Street furniture and other amenities help create pedestrian-focused sidewalks and streetscapes that increase opportunities for regular physical activity, promote social interaction, and can support equity for vulnerable populations.
Key Terms
- Wayfinding is the process of orienting users to their location within a set environment. Wayfinding most often utilizes navigational signage or directional signage to cue users to their surroundings, providing distances, destinations, and other helpful information to help aid and ease traversing a site.
For full strategy and documentation requirements, please refer to the digital scorecard made available on the Fitwel Platform.
Strategy Insights
- Street furniture elements and/or amenities located within a public access plaza are acceptable provided that the plaza is open and accessible to the general public.
- Credit cannot be awarded for sidewalk amenities within a gated or locked community, as this does not meet the strategy intention to be accessible to the general public.
- Similarly, credit cannot be awarded for any indoor amenities such as water fountains, bathrooms, or WiFi or charging stations that are inside a lobby. Amenities must be outdoors on sidewalks.
- “Parklets” are converted parking spaces that are reallocated for pedestrian and public use and include furnishings such as seating, benches, tables, planters, etc.

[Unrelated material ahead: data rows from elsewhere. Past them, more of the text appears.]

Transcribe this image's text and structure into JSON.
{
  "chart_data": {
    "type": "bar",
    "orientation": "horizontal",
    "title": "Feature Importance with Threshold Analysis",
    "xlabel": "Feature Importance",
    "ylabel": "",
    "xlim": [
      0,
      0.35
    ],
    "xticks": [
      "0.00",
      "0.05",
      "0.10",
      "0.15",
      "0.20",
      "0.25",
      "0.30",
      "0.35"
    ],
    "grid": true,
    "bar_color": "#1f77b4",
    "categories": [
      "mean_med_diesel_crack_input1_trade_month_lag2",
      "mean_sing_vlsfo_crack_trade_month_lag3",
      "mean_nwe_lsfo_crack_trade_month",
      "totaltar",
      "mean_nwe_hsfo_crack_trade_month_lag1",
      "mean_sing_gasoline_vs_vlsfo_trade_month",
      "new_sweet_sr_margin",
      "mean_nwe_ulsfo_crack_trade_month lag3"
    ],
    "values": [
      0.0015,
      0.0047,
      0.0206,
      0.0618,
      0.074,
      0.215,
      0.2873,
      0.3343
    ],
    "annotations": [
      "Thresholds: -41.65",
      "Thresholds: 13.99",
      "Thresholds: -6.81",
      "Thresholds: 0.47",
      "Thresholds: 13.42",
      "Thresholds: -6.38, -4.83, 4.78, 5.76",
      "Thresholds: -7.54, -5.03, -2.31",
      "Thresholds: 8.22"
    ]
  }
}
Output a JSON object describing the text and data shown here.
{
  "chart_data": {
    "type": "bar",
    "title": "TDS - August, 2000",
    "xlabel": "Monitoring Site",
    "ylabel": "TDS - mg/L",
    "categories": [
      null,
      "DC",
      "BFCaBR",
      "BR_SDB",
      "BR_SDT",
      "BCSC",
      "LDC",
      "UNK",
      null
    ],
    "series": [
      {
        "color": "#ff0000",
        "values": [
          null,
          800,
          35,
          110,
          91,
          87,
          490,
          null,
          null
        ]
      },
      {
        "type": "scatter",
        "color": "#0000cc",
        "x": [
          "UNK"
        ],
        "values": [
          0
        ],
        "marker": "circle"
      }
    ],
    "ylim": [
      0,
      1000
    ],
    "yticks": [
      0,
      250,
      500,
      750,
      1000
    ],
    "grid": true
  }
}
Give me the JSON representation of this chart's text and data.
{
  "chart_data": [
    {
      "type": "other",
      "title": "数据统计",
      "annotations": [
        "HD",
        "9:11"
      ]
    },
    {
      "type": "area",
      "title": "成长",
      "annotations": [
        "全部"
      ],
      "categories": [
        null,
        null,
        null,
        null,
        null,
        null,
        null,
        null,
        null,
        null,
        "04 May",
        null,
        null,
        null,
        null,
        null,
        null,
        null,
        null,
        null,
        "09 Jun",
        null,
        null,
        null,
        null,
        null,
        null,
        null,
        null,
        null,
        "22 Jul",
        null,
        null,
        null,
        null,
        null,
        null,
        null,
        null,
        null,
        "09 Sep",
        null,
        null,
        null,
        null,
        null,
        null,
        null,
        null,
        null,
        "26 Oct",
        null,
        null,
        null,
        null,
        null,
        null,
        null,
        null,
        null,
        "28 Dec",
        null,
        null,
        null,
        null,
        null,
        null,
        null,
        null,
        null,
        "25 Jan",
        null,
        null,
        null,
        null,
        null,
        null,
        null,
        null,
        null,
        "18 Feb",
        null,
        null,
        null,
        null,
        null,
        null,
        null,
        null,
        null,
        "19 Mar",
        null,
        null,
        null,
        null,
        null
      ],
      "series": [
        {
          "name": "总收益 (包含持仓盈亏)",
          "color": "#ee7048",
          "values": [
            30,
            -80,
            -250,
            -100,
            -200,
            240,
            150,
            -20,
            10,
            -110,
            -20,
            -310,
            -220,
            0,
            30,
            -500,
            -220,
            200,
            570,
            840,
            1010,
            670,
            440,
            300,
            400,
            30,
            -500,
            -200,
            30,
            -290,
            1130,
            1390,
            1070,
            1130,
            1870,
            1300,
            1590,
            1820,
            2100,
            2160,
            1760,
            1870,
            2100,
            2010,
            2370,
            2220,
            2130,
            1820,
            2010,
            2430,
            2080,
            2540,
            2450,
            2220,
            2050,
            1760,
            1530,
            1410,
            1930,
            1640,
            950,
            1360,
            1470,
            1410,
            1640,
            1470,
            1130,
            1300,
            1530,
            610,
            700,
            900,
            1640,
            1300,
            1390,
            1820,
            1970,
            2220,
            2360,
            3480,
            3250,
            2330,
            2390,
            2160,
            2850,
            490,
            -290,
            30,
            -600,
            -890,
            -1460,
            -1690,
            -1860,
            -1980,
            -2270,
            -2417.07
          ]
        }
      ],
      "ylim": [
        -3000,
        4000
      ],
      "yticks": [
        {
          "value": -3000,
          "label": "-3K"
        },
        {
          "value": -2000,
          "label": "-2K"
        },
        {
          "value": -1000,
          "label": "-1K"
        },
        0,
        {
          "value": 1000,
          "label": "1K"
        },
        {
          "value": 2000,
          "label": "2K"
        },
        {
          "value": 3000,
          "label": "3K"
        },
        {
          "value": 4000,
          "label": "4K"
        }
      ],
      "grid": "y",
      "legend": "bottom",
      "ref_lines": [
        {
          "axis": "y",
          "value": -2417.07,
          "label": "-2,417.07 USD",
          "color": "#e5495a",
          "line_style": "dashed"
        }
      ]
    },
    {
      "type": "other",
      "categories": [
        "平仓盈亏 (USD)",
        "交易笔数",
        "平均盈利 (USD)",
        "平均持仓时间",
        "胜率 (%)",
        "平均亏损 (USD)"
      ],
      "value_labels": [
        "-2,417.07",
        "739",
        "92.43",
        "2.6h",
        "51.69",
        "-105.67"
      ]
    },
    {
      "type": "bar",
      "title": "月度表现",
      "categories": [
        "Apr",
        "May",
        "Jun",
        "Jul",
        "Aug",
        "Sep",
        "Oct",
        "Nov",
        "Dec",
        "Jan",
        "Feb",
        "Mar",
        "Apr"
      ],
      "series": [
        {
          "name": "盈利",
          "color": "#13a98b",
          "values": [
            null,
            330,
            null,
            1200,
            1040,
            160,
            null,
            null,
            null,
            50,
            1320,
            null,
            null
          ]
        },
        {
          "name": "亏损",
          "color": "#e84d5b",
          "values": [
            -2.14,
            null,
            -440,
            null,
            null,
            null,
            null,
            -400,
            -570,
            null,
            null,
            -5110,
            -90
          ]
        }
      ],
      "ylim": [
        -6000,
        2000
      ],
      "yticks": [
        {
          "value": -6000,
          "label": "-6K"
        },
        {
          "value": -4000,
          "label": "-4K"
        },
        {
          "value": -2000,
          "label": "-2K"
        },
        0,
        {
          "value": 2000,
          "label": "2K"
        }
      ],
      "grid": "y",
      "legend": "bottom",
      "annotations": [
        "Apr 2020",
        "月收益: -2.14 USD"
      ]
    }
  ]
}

- Basic street signage cannot qualify as wayfinding.
Documentation Guidance
- When showing an amenity that is designed to double as seating (e.g. a seating feature attached to a planter), include plentiful annotated photographs to confirm that the amenity is intended to be used for seating.
- When showing public art that is not located directly on the sidewalk, include plentiful annotated photographs to confirm that the public art is visible from and intended to be seen from the public sidewalk.